Estas afirmações foram embasadas na literatura da área, isto é, em artigos e livros que
tratam da psicologia aplicada à oncologia, bem como artigos e livros referências em
Terapia Cognitivo-Comportamental (Beck, 1976; J. Beck, 1997, 2013; Knapp et al.
2004).
A prova de juízes foi dividida em duas etapas: Prova de Juízes Parte A e Prova de
Juízes Parte B. Em ambas haviam explicações breves dos construtos a serem avaliados,
a saber, distorções cognitivas e crenças neutralizadoras, sendo que, na Prova de Juízes
Parte A, cada afirmação deveria ser julgada conforme a presença ou ausência de alguma
distorção de pensamento. Estas distorções foram descritas resumidamente nas opções de
resposta.
Foram elaboradas 22 afirmações para distorções cognitivas e 22 afirmações para
crenças neutralizadoras, categorizadas pelos juízes para se formar um conjunto de
cartões conforme o modelo coping cards proposto por J. Beck (1995). Os participantes
da pesquisa também foram convidados a responder um Questionário de Dados Gerais,
como sexo, idade e informações referentes à sua formação e experiência profissional.
7.2 Procedimentos
Após a aprovação em 15/09/2014 junto ao Comitê de Ética em Pesquisa (Parecer de
Número 320330 - Anexo A), realizou-se primeiramente o contato com seis especialistas
em Terapia Cognitivo-Comportamental e atuantes em Psicologia Hospitalar. Destes,
cinco responderam ao Questionário de Dados Gerais e às Provas de Juízes Parte A e
Parte B, após lerem e consentirem com as condições apresentadas no Termo de
96
Consentimento Livre e Esclarecido (Anexo B). Os demais psicólogos especialistas em
Terapia Cognitivo-Comportamental foram contatados em seguida, a fim de aumentar a
precisão do instrumento, com comparações entre a amostra de especialistas em TCC e
especialistas em TCC atuantes em Psicologia Hospitalar. As Provas de Juízes (Parte A e
Parte B), o Questionário de Dados Gerais e o Termo de Consentimento Livre e
Esclarecido (TCLE) foram informatizados. O TCLE foi assinado virtualmente pelos
participantes. Os instrumentos e o TCLE foram elaborados através do programa Google
Docs, que permite a elaboração de questionários para uso online.

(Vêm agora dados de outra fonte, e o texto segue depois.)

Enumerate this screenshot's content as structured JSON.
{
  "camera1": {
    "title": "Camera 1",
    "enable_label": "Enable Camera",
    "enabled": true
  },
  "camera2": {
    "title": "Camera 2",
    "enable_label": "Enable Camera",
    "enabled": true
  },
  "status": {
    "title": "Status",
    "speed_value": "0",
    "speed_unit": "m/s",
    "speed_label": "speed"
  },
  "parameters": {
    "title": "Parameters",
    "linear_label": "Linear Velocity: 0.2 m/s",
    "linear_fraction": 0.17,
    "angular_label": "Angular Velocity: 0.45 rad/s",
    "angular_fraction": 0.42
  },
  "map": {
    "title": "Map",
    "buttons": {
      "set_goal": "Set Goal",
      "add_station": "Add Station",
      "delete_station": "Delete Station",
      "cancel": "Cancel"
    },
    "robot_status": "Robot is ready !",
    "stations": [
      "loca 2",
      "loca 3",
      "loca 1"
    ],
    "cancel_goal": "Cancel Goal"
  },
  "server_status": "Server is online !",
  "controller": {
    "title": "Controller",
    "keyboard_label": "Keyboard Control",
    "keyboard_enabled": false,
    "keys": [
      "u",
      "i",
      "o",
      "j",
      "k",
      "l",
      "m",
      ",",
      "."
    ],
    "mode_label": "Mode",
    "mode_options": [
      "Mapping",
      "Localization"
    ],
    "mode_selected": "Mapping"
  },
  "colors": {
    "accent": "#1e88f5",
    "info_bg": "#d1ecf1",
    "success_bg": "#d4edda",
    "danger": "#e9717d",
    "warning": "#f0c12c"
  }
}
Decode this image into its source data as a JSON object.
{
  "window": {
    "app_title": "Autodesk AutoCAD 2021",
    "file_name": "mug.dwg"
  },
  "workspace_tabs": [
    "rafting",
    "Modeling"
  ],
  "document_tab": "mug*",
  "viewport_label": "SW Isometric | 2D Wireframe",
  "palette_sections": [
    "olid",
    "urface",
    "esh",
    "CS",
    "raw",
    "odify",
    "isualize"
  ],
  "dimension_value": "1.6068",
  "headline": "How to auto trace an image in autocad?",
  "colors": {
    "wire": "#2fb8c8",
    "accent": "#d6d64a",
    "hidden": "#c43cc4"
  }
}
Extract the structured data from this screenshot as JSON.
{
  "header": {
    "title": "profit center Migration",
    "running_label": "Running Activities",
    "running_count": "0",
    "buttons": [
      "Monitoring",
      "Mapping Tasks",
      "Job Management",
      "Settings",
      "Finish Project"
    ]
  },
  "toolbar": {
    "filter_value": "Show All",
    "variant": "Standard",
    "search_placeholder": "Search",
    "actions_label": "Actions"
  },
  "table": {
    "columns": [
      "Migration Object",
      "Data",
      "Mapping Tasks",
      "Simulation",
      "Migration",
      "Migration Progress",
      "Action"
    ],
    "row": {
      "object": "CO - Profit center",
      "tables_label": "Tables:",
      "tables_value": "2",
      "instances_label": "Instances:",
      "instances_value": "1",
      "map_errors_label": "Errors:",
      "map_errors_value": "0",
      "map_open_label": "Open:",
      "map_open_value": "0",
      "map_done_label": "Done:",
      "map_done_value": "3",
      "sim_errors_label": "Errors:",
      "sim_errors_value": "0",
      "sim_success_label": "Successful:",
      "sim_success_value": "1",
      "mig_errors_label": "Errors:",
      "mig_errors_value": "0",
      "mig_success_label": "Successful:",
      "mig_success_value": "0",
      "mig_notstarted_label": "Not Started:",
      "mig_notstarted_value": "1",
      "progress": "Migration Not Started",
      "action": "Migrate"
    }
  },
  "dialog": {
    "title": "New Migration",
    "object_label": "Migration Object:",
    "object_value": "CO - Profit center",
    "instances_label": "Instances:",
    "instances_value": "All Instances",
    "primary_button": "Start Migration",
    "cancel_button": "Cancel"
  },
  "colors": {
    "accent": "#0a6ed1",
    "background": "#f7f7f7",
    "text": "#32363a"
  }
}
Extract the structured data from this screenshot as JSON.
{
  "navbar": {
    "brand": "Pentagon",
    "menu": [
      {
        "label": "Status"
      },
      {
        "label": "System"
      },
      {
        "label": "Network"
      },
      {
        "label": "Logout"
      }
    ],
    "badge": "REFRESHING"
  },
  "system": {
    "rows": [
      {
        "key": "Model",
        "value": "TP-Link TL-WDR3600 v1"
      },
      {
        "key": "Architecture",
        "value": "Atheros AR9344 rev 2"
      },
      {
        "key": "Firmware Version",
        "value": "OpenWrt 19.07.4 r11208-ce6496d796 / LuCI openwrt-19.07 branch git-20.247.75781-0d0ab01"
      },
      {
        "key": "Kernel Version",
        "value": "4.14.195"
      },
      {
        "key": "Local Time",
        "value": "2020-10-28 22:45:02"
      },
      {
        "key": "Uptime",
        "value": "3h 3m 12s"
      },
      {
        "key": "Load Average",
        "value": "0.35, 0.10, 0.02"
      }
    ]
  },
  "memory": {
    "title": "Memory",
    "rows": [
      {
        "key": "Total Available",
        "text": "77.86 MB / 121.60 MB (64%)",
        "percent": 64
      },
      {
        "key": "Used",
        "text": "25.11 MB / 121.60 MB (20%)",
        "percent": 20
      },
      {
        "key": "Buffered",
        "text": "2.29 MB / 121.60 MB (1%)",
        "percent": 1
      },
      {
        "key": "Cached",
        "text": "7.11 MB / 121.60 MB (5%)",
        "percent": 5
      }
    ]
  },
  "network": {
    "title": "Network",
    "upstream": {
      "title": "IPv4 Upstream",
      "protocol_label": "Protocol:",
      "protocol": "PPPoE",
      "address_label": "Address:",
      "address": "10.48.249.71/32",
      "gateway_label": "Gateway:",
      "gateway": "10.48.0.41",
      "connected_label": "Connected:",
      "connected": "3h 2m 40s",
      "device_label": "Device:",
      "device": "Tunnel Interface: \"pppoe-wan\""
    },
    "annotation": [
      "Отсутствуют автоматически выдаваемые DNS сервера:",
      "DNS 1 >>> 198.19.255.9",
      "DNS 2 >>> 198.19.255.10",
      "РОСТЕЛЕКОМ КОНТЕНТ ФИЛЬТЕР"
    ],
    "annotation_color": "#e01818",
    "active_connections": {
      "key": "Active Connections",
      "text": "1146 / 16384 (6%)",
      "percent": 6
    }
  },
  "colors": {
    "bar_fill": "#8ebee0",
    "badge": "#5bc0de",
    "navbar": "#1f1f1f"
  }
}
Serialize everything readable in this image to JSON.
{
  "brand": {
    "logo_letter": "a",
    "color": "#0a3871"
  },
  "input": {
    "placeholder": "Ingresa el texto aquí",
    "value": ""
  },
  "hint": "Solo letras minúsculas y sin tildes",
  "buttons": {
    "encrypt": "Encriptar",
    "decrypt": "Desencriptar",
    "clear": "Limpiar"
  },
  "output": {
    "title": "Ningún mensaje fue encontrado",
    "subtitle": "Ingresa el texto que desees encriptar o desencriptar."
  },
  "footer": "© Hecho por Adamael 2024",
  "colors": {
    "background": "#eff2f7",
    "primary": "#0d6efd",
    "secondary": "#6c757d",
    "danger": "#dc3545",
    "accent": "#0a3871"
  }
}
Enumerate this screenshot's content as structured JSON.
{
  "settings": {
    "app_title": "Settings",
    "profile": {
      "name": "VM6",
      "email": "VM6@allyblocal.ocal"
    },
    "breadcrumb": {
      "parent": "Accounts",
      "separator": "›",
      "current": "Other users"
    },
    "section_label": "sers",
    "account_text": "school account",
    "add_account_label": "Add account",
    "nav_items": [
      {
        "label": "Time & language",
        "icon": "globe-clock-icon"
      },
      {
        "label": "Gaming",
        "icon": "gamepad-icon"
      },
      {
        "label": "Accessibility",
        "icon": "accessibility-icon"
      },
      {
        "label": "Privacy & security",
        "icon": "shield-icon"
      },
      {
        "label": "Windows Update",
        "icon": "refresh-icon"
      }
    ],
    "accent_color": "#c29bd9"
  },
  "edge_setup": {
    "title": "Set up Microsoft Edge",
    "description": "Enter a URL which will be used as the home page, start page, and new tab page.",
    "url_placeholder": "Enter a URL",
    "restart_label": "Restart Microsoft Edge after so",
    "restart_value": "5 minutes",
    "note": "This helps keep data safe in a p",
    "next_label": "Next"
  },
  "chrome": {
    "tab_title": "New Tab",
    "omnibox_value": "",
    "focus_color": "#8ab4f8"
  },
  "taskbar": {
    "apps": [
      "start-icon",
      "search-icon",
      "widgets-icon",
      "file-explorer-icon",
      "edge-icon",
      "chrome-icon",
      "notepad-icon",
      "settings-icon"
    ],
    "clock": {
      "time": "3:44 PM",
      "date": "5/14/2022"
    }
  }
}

7.4 Elaboração do instrumento
O questionamento de pensamentos automáticos é parte integrante da proposta de J.
Beck para avaliar e psicoeducar por meio da identificação de distorções cognitivas e
registro de respostas adaptativas para situações problemáticas específicas, bem como a
listagem de estratégias comportamentais e uso de auto-instruções motivadoras.
Uma das formas de se questionar tais pensamentos é o modelo coping card proposto
por J. Beck (1995), também conhecido como cartões de enfrentamento (J. Beck, 1997),
cartões-lembrete (Knapp et al., 2004) e fichas ou cartões de auto-ajuda (J. Beck, 2007).
O instrumento proposto nesta pesquisa assemelha-se à técnica coping cards (J. Beck,
1995) na medida em que se descreveu pensamentos automáticos distorcidos associados
ao câncer (frente do cartão) e favoreceu-se estratégias cognitivo-comportamentais de
respostas adaptativas de enfrentamento (verso do cartão).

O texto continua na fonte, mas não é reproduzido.